Escritura y muerte. “Más duro que la muerte es el olvido. Éste podría ser el lema que sobrevuela los orígenes de la cultura europea. […] Ser inmortal era parar el río de la vida, cuyo ser es, precisamente, fluir. El primer poeta, Homero, había intuido certeramente este hecho: ‘Cual la generación de las hojas, así la de los hombres’. [Pero] otra intuición poderosa vino a levantarse contra el río de la vida que no puede ni debe parar. Las hojas caídas, las generaciones de los hombres que no hubieran tenido un cantor que las ensalzase, que no hubiesen alcanzado la palabra, habrían sufrido algo peor que la muerte. Reconocer que se es efímero y poderlo decir era la única forma humana de inmortalidad” (El despertar de la memoria).
Escritura y poder. “El ejercicio del poder, en el nuevo ámbito político en el que viven los hombres, empieza a ejercerse a través de una sutil forma de dominio: la ley escrita […]. La autoridad que la palabra expresa no es ya la arbitrariedad de una voluntad excluyente, sino el espacio histórico donde un posible lector o intérprete, en el acto de asumir esos signos, está incorporando su propia voluntad y racionalidad a la de la ley” (Lenguaje y memoria).
Escritura y memoria. “Fármaco, efectivamente, para la memoria, la escritura traslada a los ojos el medio natural del lenguaje, que es el oído. Esta transformación del sonido en signo visual, es una de las características esenciales de las letras. Por eso son fármaco para la memoria. Son un producto artificial que, sin embargo, suple, con su independencia del tiempo y del individuo que las crea, las limitaciones de ambos” (El surco del tiempo).

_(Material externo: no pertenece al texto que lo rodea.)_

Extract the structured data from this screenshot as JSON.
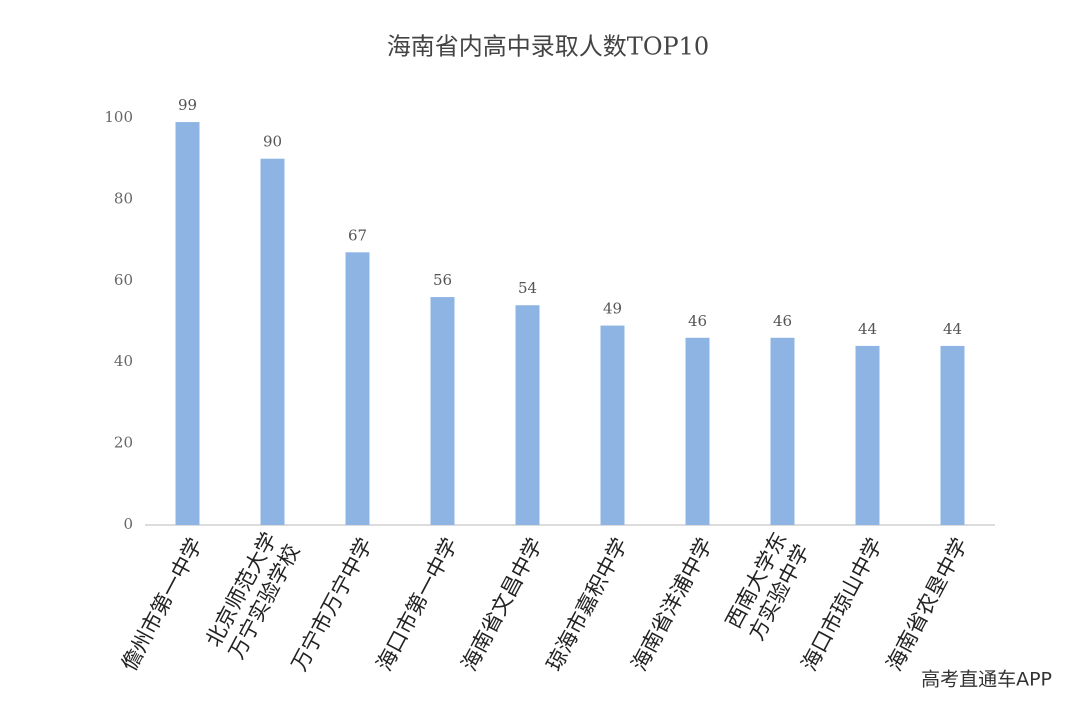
{
  "chart_data": {
    "type": "bar",
    "title": "海南省内高中录取人数TOP10",
    "categories": [
      "儋州市第一中学",
      "北京师范大学万宁实验学校",
      "万宁市万宁中学",
      "海口市第一中学",
      "海南省文昌中学",
      "琼海市嘉积中学",
      "海南省洋浦中学",
      "西南大学东方实验中学",
      "海口市琼山中学",
      "海南省农垦中学"
    ],
    "values": [
      99,
      90,
      67,
      56,
      54,
      49,
      46,
      46,
      44,
      44
    ],
    "color": "#8eb4e3",
    "ylim": [
      0,
      100
    ],
    "yticks": [
      0,
      20,
      40,
      60,
      80,
      100
    ],
    "grid": false,
    "watermark": "高考直通车APP"
  }
}
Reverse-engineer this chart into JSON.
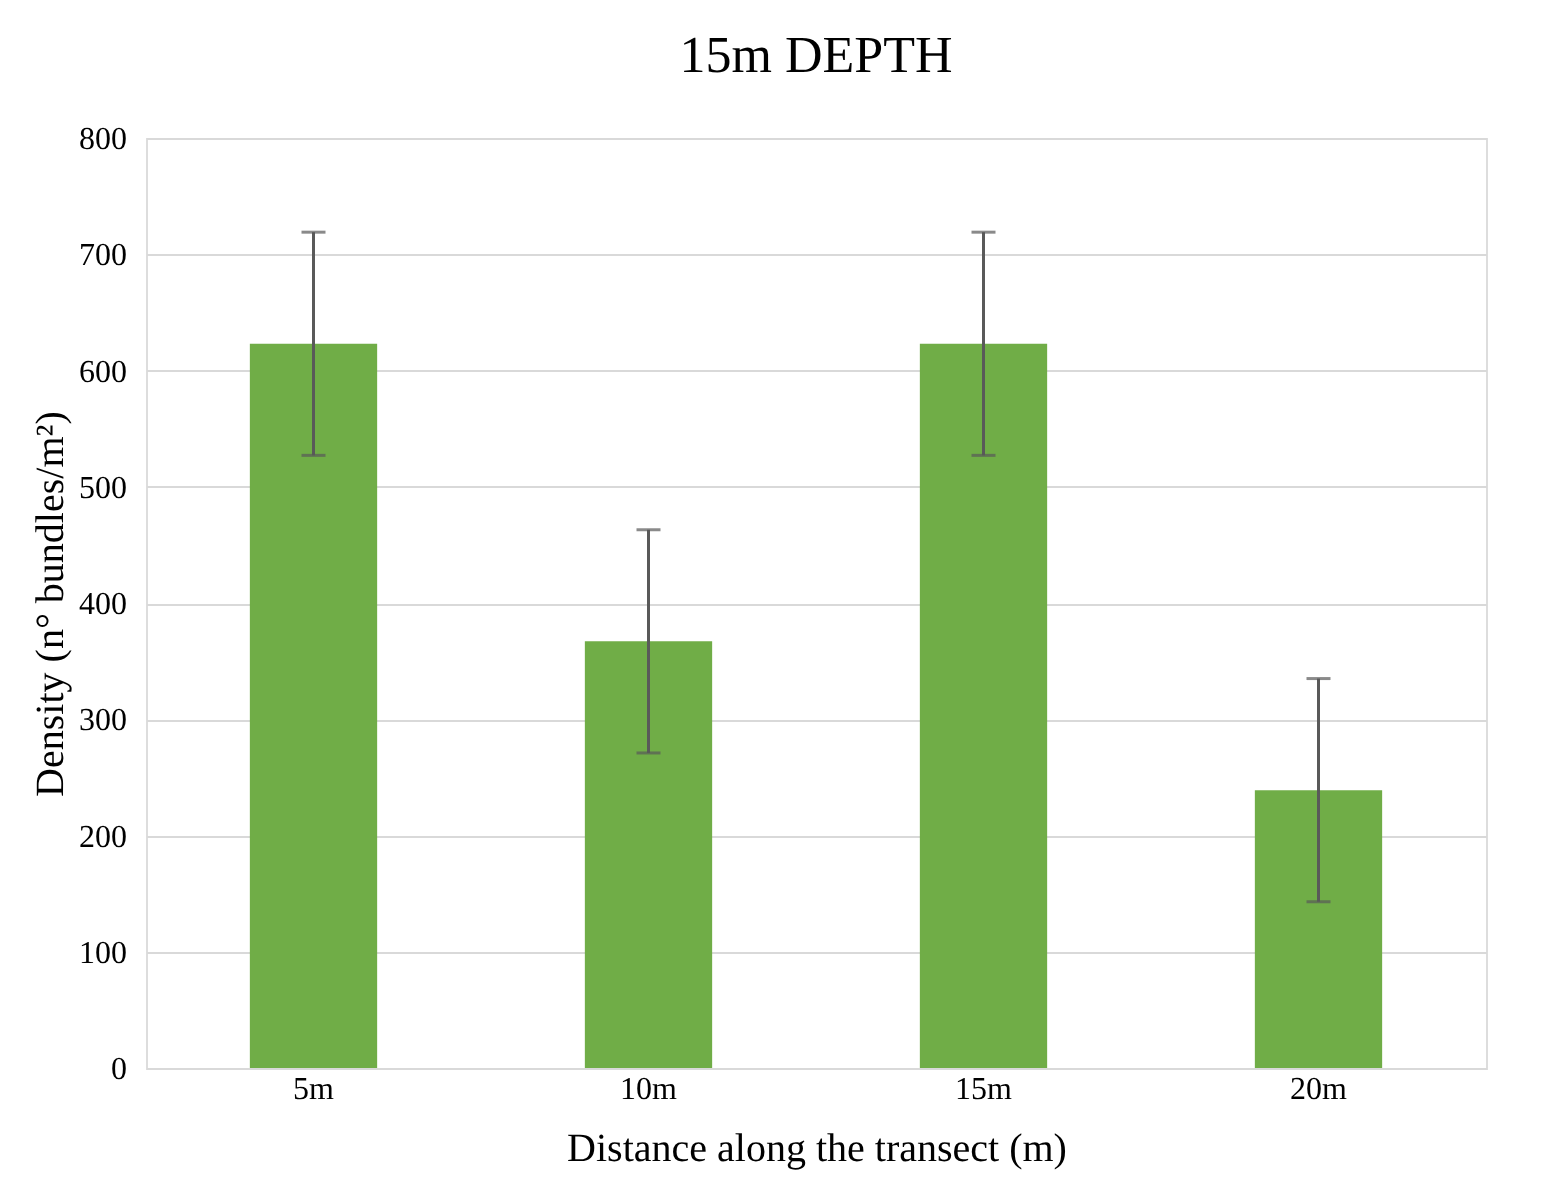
{
  "chart_data": {
    "type": "bar",
    "title": "15m DEPTH",
    "xlabel": "Distance along the transect (m)",
    "ylabel": "Density (n° bundles/m²)",
    "categories": [
      "5m",
      "10m",
      "15m",
      "20m"
    ],
    "values": [
      623,
      367,
      623,
      239
    ],
    "errors": [
      96,
      96,
      96,
      96
    ],
    "color": "#70ad47",
    "ylim": [
      0,
      800
    ],
    "yticks": [
      0,
      100,
      200,
      300,
      400,
      500,
      600,
      700,
      800
    ],
    "grid": "y"
  }
}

Escritura y lectura. “La lectura es uno de los más extraños prodigios de la memoria y de la vida. De una manera aún más sutil que la oralidad, el acto de leer supone el encuentro de dos singularidades […]. El espacio material de unas letras, que la vista recorre, produce la iluminación teórica más importante del espíritu humano” (Elogio de la infelicidad).

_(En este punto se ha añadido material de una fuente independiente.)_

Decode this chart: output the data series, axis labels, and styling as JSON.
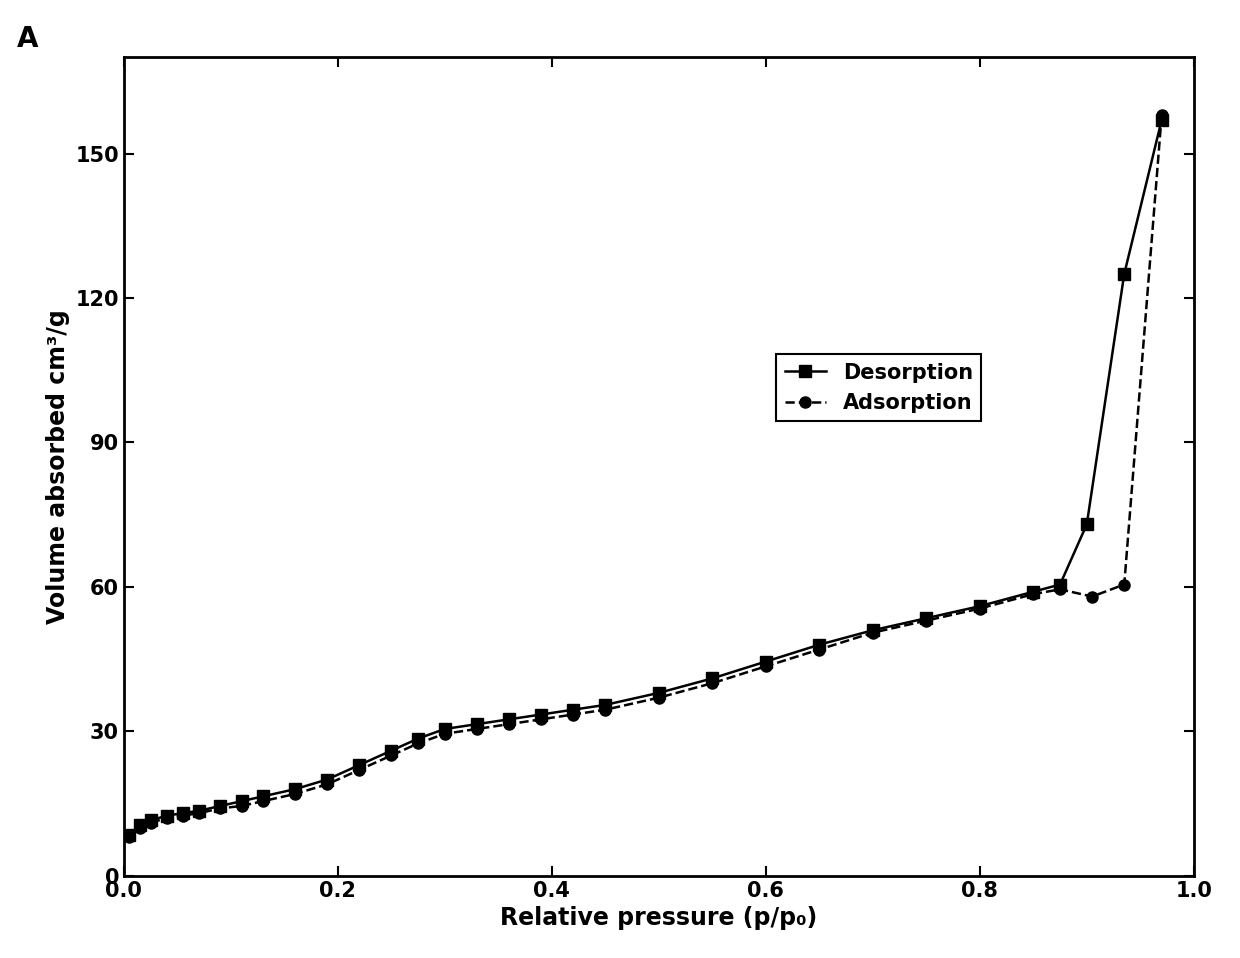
{
  "title_label": "A",
  "xlabel": "Relative pressure (p/p₀)",
  "ylabel": "Volume absorbed cm³/g",
  "xlim": [
    0.0,
    1.0
  ],
  "ylim": [
    0,
    170
  ],
  "yticks": [
    0,
    30,
    60,
    90,
    120,
    150
  ],
  "xticks": [
    0.0,
    0.2,
    0.4,
    0.6,
    0.8,
    1.0
  ],
  "desorption_x": [
    0.005,
    0.015,
    0.025,
    0.04,
    0.055,
    0.07,
    0.09,
    0.11,
    0.13,
    0.16,
    0.19,
    0.22,
    0.25,
    0.275,
    0.3,
    0.33,
    0.36,
    0.39,
    0.42,
    0.45,
    0.5,
    0.55,
    0.6,
    0.65,
    0.7,
    0.75,
    0.8,
    0.85,
    0.875,
    0.9,
    0.935,
    0.97
  ],
  "desorption_y": [
    8.5,
    10.5,
    11.5,
    12.5,
    13.0,
    13.5,
    14.5,
    15.5,
    16.5,
    18.0,
    20.0,
    23.0,
    26.0,
    28.5,
    30.5,
    31.5,
    32.5,
    33.5,
    34.5,
    35.5,
    38.0,
    41.0,
    44.5,
    48.0,
    51.0,
    53.5,
    56.0,
    59.0,
    60.5,
    73.0,
    125.0,
    157.0
  ],
  "adsorption_x": [
    0.005,
    0.015,
    0.025,
    0.04,
    0.055,
    0.07,
    0.09,
    0.11,
    0.13,
    0.16,
    0.19,
    0.22,
    0.25,
    0.275,
    0.3,
    0.33,
    0.36,
    0.39,
    0.42,
    0.45,
    0.5,
    0.55,
    0.6,
    0.65,
    0.7,
    0.75,
    0.8,
    0.85,
    0.875,
    0.905,
    0.935,
    0.97
  ],
  "adsorption_y": [
    8.0,
    10.0,
    11.0,
    12.0,
    12.5,
    13.0,
    14.0,
    14.5,
    15.5,
    17.0,
    19.0,
    22.0,
    25.0,
    27.5,
    29.5,
    30.5,
    31.5,
    32.5,
    33.5,
    34.5,
    37.0,
    40.0,
    43.5,
    47.0,
    50.5,
    53.0,
    55.5,
    58.5,
    59.5,
    58.0,
    60.5,
    158.0
  ],
  "desorption_color": "#000000",
  "adsorption_color": "#000000",
  "desorption_linestyle": "-",
  "adsorption_linestyle": "--",
  "desorption_marker": "s",
  "adsorption_marker": "o",
  "linewidth": 1.8,
  "markersize": 8,
  "legend_fontsize": 15,
  "axis_label_fontsize": 17,
  "tick_fontsize": 15,
  "panel_label_fontsize": 20,
  "background_color": "#ffffff"
}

Escritura y oralidad. “La escritura es la única posibilidad de romper el cerco del presente […]. El tiempo de la oralidad y el tiempo de la escritura corresponden a dos temporalidades distintas. La de la oralidad es inmediata: tú me preguntas y yo respondo; dialogamos… Pero la escritura responde a una temporalidad mediata, donde intervienen otras mediaciones distintas a la insistencia de la pregunta y de la respuesta” (Dar razón. Conversaciones).
Escritura e imágenes. “La cultura escrita no creo que esté en peligro, a pesar del predominio de aquellos otros medios de comunicación que producen, fundamentalmente, imágenes para los ojos […]. La escritura ha sido durante más de veinticinco siglos la conservadora y nutridora del territorio más fecundo y creativo en el dominio de la actividad humana: allí donde el hombre es más intensa y profundamente hombre […]. Si la cultura escrita desapareciese, no solo desaparecería buena parte de nuestra memoria colectiva, sino nuestro mismo presente. Sometidos a un presente sin ecos, acabaríamos esclavizados por esa potencialidad de las imágenes que convertiría la oralidad en puro ruido” (Dar razón. Conversaciones).

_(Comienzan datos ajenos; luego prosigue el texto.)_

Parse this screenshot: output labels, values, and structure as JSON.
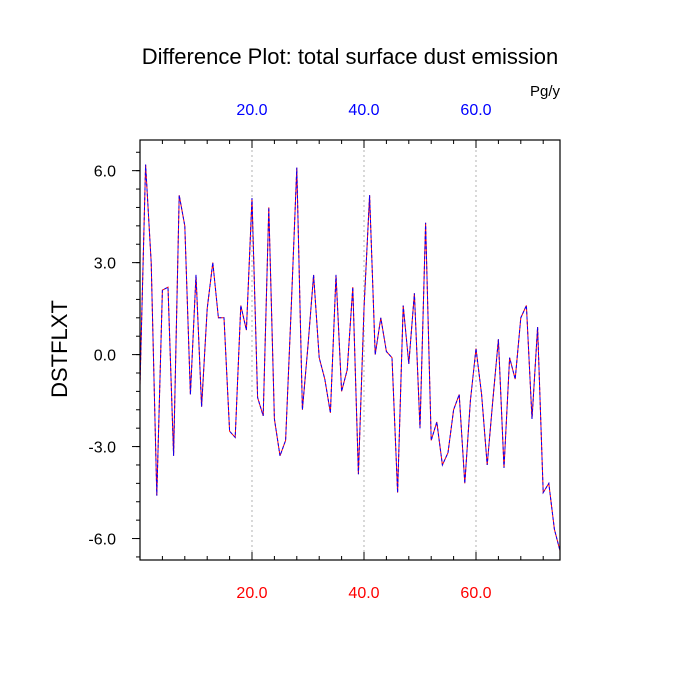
{
  "chart_data": {
    "type": "line",
    "title": "Difference Plot: total surface dust emission",
    "ylabel": "DSTFLXT",
    "units": "Pg/y",
    "xlim": [
      0,
      75
    ],
    "ylim": [
      -6.7,
      7.0
    ],
    "x_ticks": [
      20,
      40,
      60
    ],
    "x_tick_labels": [
      "20.0",
      "40.0",
      "60.0"
    ],
    "y_ticks": [
      6,
      3,
      0,
      -3,
      -6
    ],
    "y_tick_labels": [
      "6.0",
      "3.0",
      "0.0",
      "-3.0",
      "-6.0"
    ],
    "x_tick_color_bottom": "#ff0000",
    "x_tick_color_top": "#0000ff",
    "grid": "vertical dotted at major x ticks",
    "series": [
      {
        "color_solid": "#ff0000",
        "color_dashed": "#0000ff",
        "x": [
          0,
          1,
          2,
          3,
          4,
          5,
          6,
          7,
          8,
          9,
          10,
          11,
          12,
          13,
          14,
          15,
          16,
          17,
          18,
          19,
          20,
          21,
          22,
          23,
          24,
          25,
          26,
          27,
          28,
          29,
          30,
          31,
          32,
          33,
          34,
          35,
          36,
          37,
          38,
          39,
          40,
          41,
          42,
          43,
          44,
          45,
          46,
          47,
          48,
          49,
          50,
          51,
          52,
          53,
          54,
          55,
          56,
          57,
          58,
          59,
          60,
          61,
          62,
          63,
          64,
          65,
          66,
          67,
          68,
          69,
          70,
          71,
          72,
          73,
          74,
          75
        ],
        "values": [
          -1.0,
          6.2,
          3.0,
          -4.6,
          2.1,
          2.2,
          -3.3,
          5.2,
          4.2,
          -1.3,
          2.6,
          -1.7,
          1.5,
          3.0,
          1.2,
          1.2,
          -2.5,
          -2.7,
          1.6,
          0.8,
          5.1,
          -1.4,
          -2.0,
          4.8,
          -2.1,
          -3.3,
          -2.8,
          1.5,
          6.1,
          -1.8,
          0.3,
          2.6,
          -0.1,
          -0.8,
          -1.9,
          2.6,
          -1.2,
          -0.5,
          2.2,
          -3.9,
          1.5,
          5.2,
          0.0,
          1.2,
          0.1,
          -0.1,
          -4.5,
          1.6,
          -0.3,
          2.0,
          -2.4,
          4.3,
          -2.8,
          -2.2,
          -3.6,
          -3.2,
          -1.8,
          -1.3,
          -4.2,
          -1.5,
          0.2,
          -1.3,
          -3.6,
          -1.5,
          0.5,
          -3.7,
          -0.1,
          -0.8,
          1.2,
          1.6,
          -2.1,
          0.9,
          -4.5,
          -4.2,
          -5.7,
          -6.4
        ]
      }
    ]
  }
}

Escritura y olvido. “El texto es una mezcla de memoria y olvido […]. Olvido, porque esos textos, que conservan en su grafía los rasgos del tiempo en que fueron creados, solo pueden vivir en la conciencia del otro, en la iluminación que aporta los latidos reales del real tiempo en el que el lector alienta” (El surco del tiempo).
Escritura y silencio. “[Durante la lectura] el silencio permite, paradójicamente, reconstruir la voz que no responde a ningún otro estímulo perceptible que el deseo de oírla” (Imágenes y palabras).